- Born: 1978 or 1979 (age 46–47) Saint Petersburg, Russia
- Education: University of Sydney (BCom)
- Spouse: Scott Barlow ​ ​(m. 2006; div. 2024)​
- Children: 2
- Relatives: David Traktovenko (stepfather)

= Alina Barlow =

Australian businesswoman and socialite (born 1978–79)

Alina Barlow (born 1978 or 1979) is a Russian-born Australian businesswoman, jewellery designer and socialite. She owns the A-League soccer club Sydney FC.

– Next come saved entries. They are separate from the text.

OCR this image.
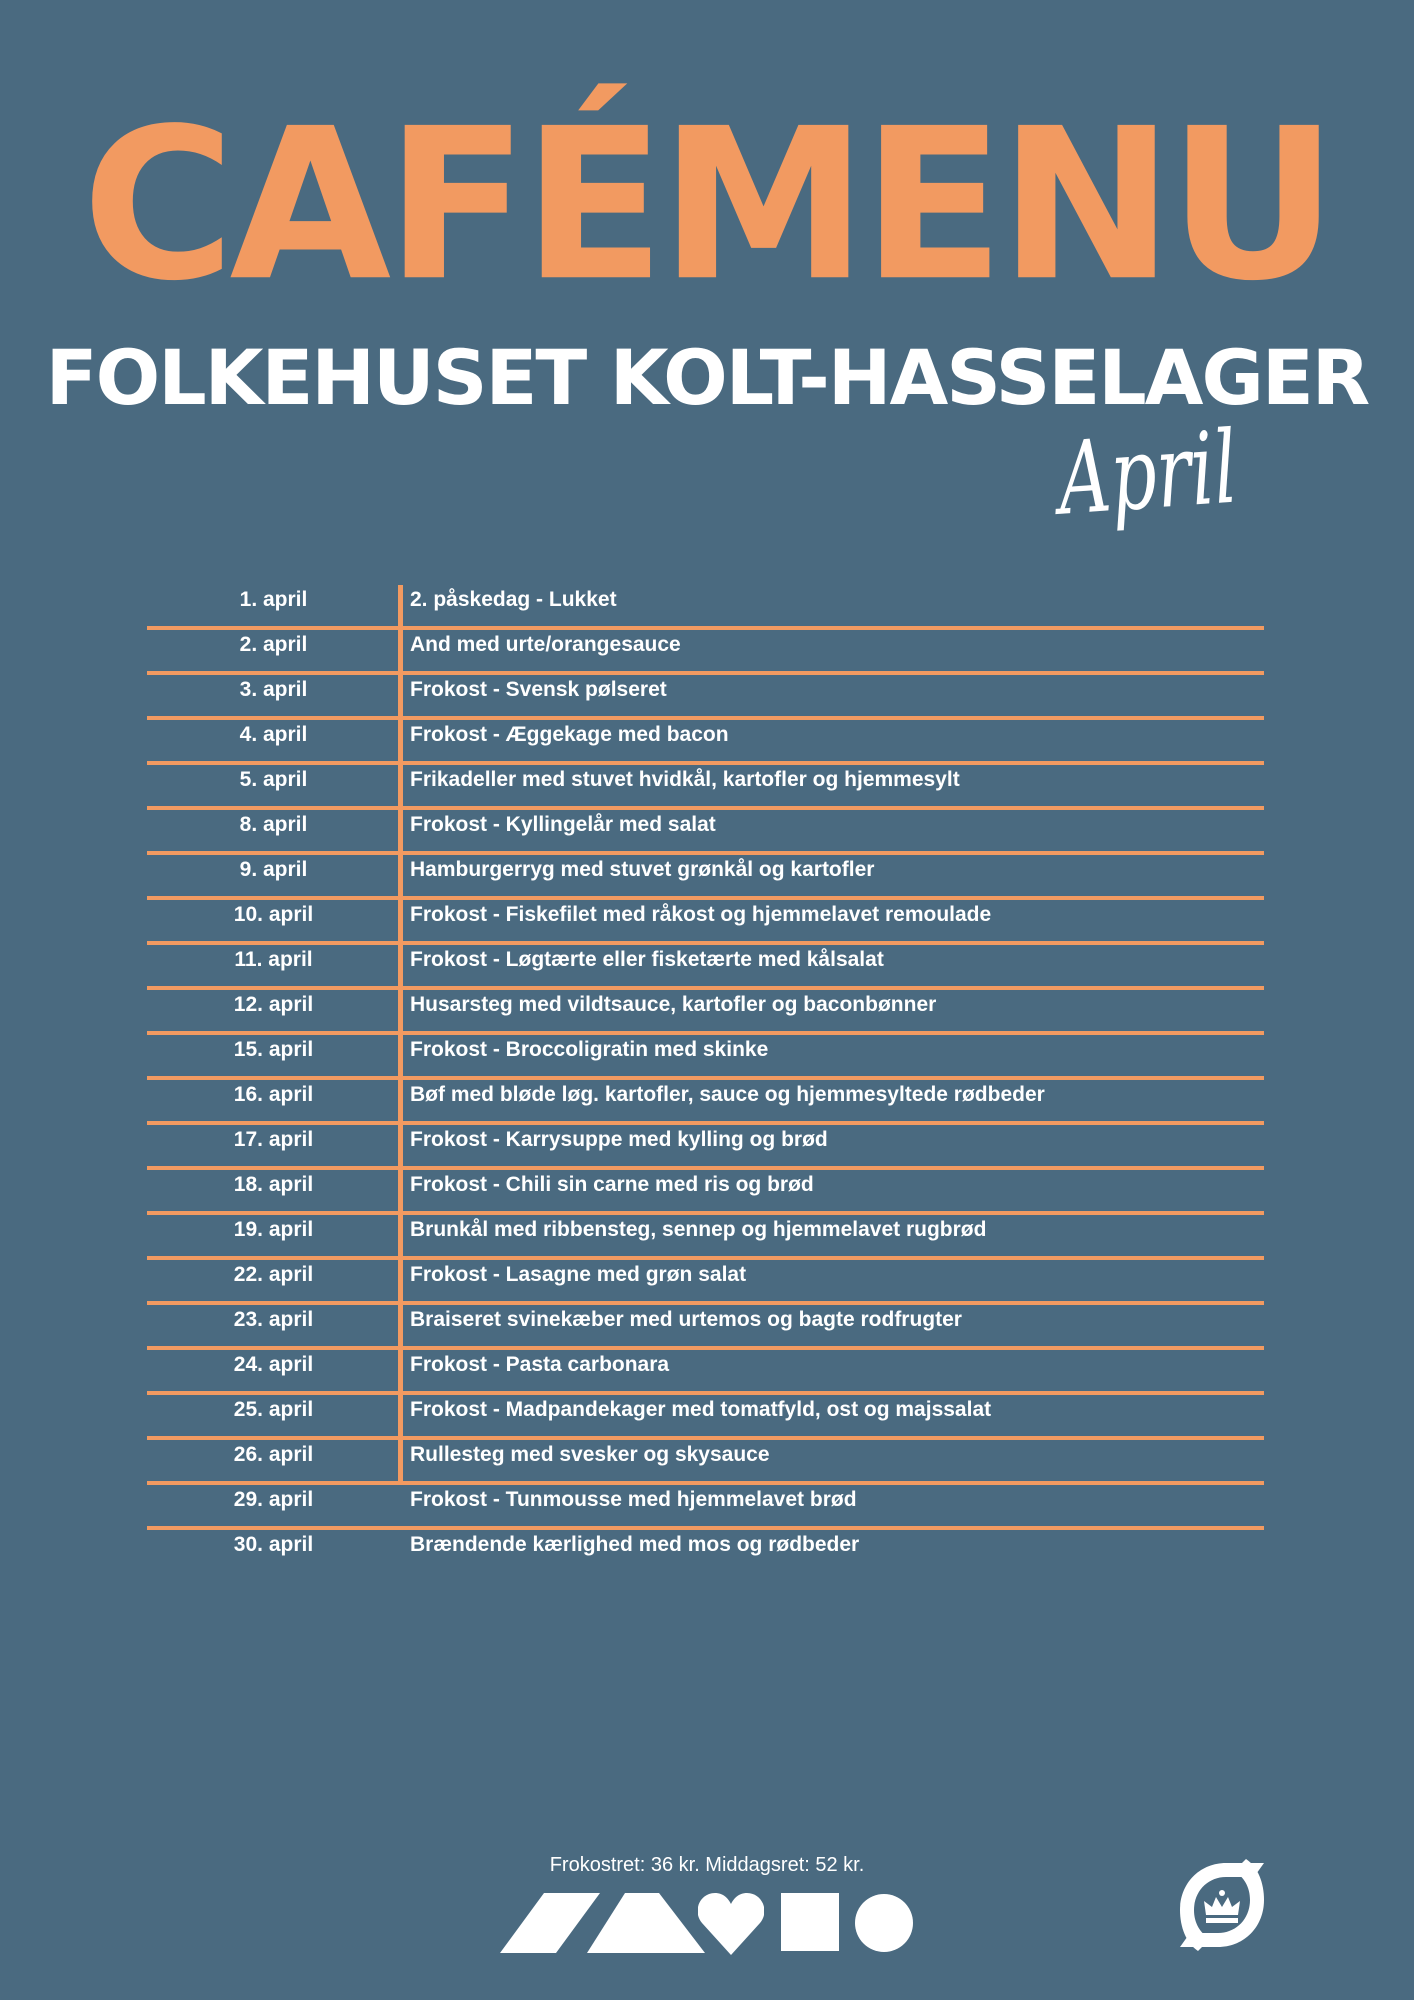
CAFÉMENU
FOLKEHUSET KOLT-HASSELAGER
April
1. april	2. påskedag - Lukket
2. april	And med urte/orangesauce
3. april	Frokost - Svensk pølseret
4. april	Frokost - Æggekage med bacon
5. april	Frikadeller med stuvet hvidkål, kartofler og hjemmesylt
8. april	Frokost - Kyllingelår med salat
9. april	Hamburgerryg med stuvet grønkål og kartofler
10. april	Frokost - Fiskefilet med råkost og hjemmelavet remoulade
11. april	Frokost - Løgtærte eller fisketærte med kålsalat
12. april	Husarsteg med vildtsauce, kartofler og baconbønner
15. april	Frokost - Broccoligratin med skinke
16. april	Bøf med bløde løg. kartofler, sauce og hjemmesyltede rødbeder
17. april	Frokost - Karrysuppe med kylling og brød
18. april	Frokost - Chili sin carne med ris og brød
19. april	Brunkål med ribbensteg, sennep og hjemmelavet rugbrød
22. april	Frokost - Lasagne med grøn salat
23. april	Braiseret svinekæber med urtemos og bagte rodfrugter
24. april	Frokost - Pasta carbonara
25. april	Frokost - Madpandekager med tomatfyld, ost og majssalat
26. april	Rullesteg med svesker og skysauce
29. april	Frokost - Tunmousse med hjemmelavet brød
30. april	Brændende kærlighed med mos og rødbeder
Frokostret: 36 kr. Middagsret: 52 kr.
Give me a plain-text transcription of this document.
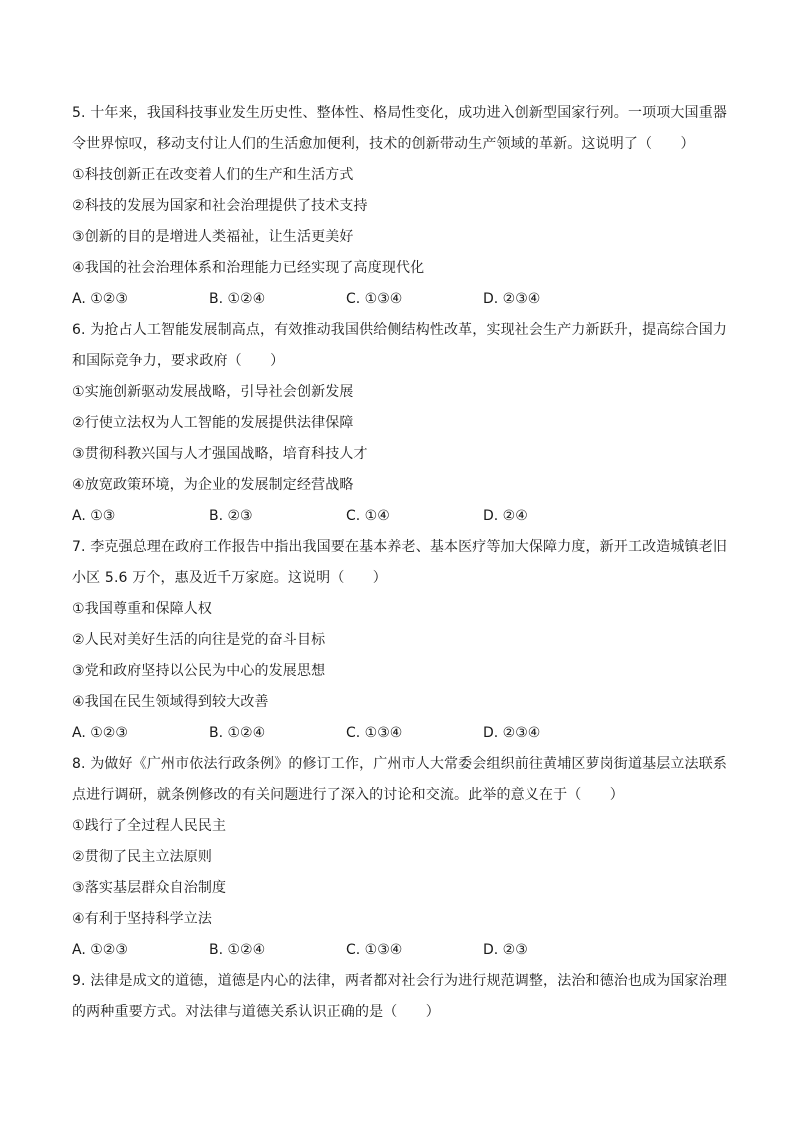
5. 十年来，我国科技事业发生历史性、整体性、格局性变化，成功进入创新型国家行列。一项项大国重器
令世界惊叹，移动支付让人们的生活愈加便利，技术的创新带动生产领域的革新。这说明了（　　）
①科技创新正在改变着人们的生产和生活方式
②科技的发展为国家和社会治理提供了技术支持
③创新的目的是增进人类福祉，让生活更美好
④我国的社会治理体系和治理能力已经实现了高度现代化
A. ①②③	B. ①②④	C. ①③④	D. ②③④
6. 为抢占人工智能发展制高点，有效推动我国供给侧结构性改革，实现社会生产力新跃升，提高综合国力
和国际竞争力，要求政府（　　）
①实施创新驱动发展战略，引导社会创新发展
②行使立法权为人工智能的发展提供法律保障
③贯彻科教兴国与人才强国战略，培育科技人才
④放宽政策环境，为企业的发展制定经营战略
A. ①③	B. ②③	C. ①④	D. ②④
7. 李克强总理在政府工作报告中指出我国要在基本养老、基本医疗等加大保障力度，新开工改造城镇老旧
小区 5.6 万个，惠及近千万家庭。这说明（　　）
①我国尊重和保障人权
②人民对美好生活的向往是党的奋斗目标
③党和政府坚持以公民为中心的发展思想
④我国在民生领域得到较大改善
A. ①②③	B. ①②④	C. ①③④	D. ②③④
8. 为做好《广州市依法行政条例》的修订工作，广州市人大常委会组织前往黄埔区萝岗街道基层立法联系
点进行调研，就条例修改的有关问题进行了深入的讨论和交流。此举的意义在于（　　）
①践行了全过程人民民主
②贯彻了民主立法原则
③落实基层群众自治制度
④有利于坚持科学立法
A. ①②③	B. ①②④	C. ①③④	D. ②③
9. 法律是成文的道德，道德是内心的法律，两者都对社会行为进行规范调整，法治和德治也成为国家治理
的两种重要方式。对法律与道德关系认识正确的是（　　）
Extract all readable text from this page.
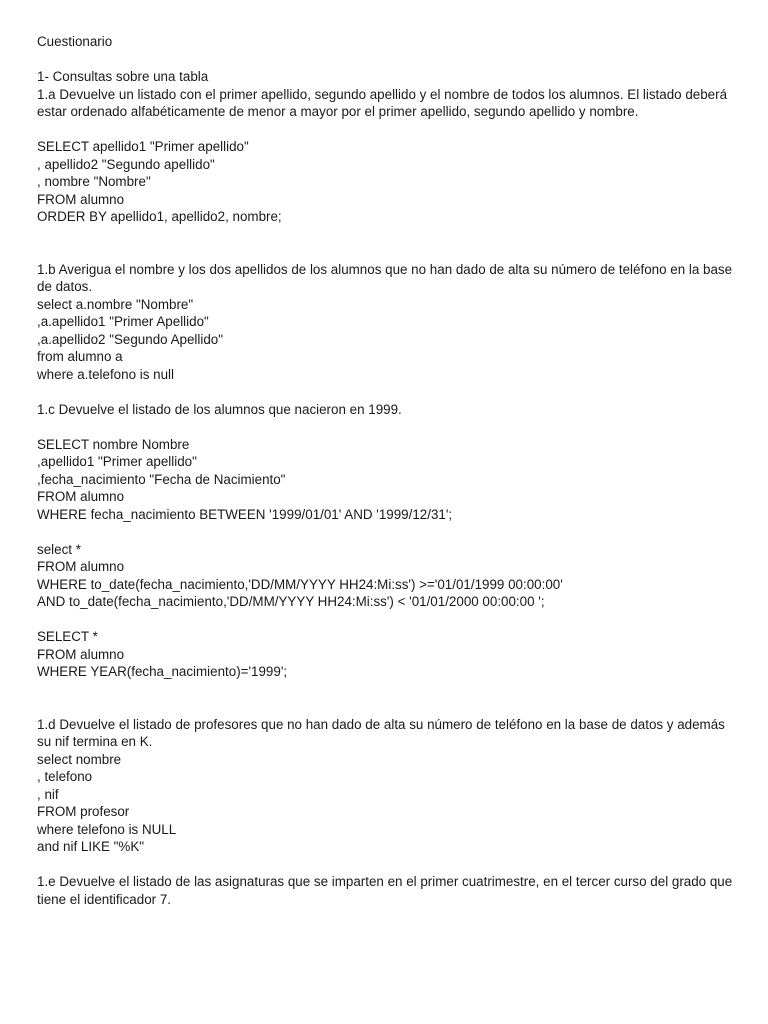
Cuestionario
1- Consultas sobre una tabla
1.a Devuelve un listado con el primer apellido, segundo apellido y el nombre de todos los alumnos. El listado deberá estar ordenado alfabéticamente de menor a mayor por el primer apellido, segundo apellido y nombre.
SELECT apellido1 "Primer apellido"
, apellido2 "Segundo apellido"
, nombre "Nombre"
FROM alumno
ORDER BY apellido1, apellido2, nombre;
1.b Averigua el nombre y los dos apellidos de los alumnos que no han dado de alta su número de teléfono en la base de datos.
select a.nombre "Nombre"
,a.apellido1 "Primer Apellido"
,a.apellido2 "Segundo Apellido"
from alumno a
where a.telefono is null
1.c Devuelve el listado de los alumnos que nacieron en 1999.
SELECT nombre Nombre
,apellido1 "Primer apellido"
,fecha_nacimiento "Fecha de Nacimiento"
FROM alumno
WHERE fecha_nacimiento BETWEEN '1999/01/01' AND '1999/12/31';
select *
FROM alumno
WHERE to_date(fecha_nacimiento,'DD/MM/YYYY HH24:Mi:ss') >='01/01/1999 00:00:00'
AND to_date(fecha_nacimiento,'DD/MM/YYYY HH24:Mi:ss') < '01/01/2000 00:00:00 ';
SELECT *
FROM alumno
WHERE YEAR(fecha_nacimiento)='1999';
1.d Devuelve el listado de profesores que no han dado de alta su número de teléfono en la base de datos y además su nif termina en K.
select nombre
, telefono
, nif
FROM profesor
where telefono is NULL
and nif LIKE "%K"
1.e Devuelve el listado de las asignaturas que se imparten en el primer cuatrimestre, en el tercer curso del grado que tiene el identificador 7.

== Early life and education ==
Alina Barlow was born in Saint Petersburg, Russia, in 1978 or 1979. At age 11, Barlow's parents divorced, and her mother, Tonya, began dating David Traktovenko, a billionaire banker.

Barlow studied economics in Saint Petersburg before moving to Sydney, Australia, in 1999, where she attained a Bachelor of Commerce from the University of Sydney.

== Career ==
After graduating, Barlow became a chartered accountant and later worked in marketing for Sydney FC, which was operated by her stepfather at the time. In 2015, she founded Alinka, a jewellery brand.

Since 2012, Barlow has taken an active role at Sydney FC, and is now considered to be the team's owner. She has been the director of the Sydney FC Foundation since 2025.

== Personal life ==
From 2006 to 2024, Barlow was married to businessman Scott Barlow, with whom she has two children. She is a close friend of socialite Terry Biviano, and is a member of the Sydney Children's Hospitals Foundation's Gold Dinner Committee.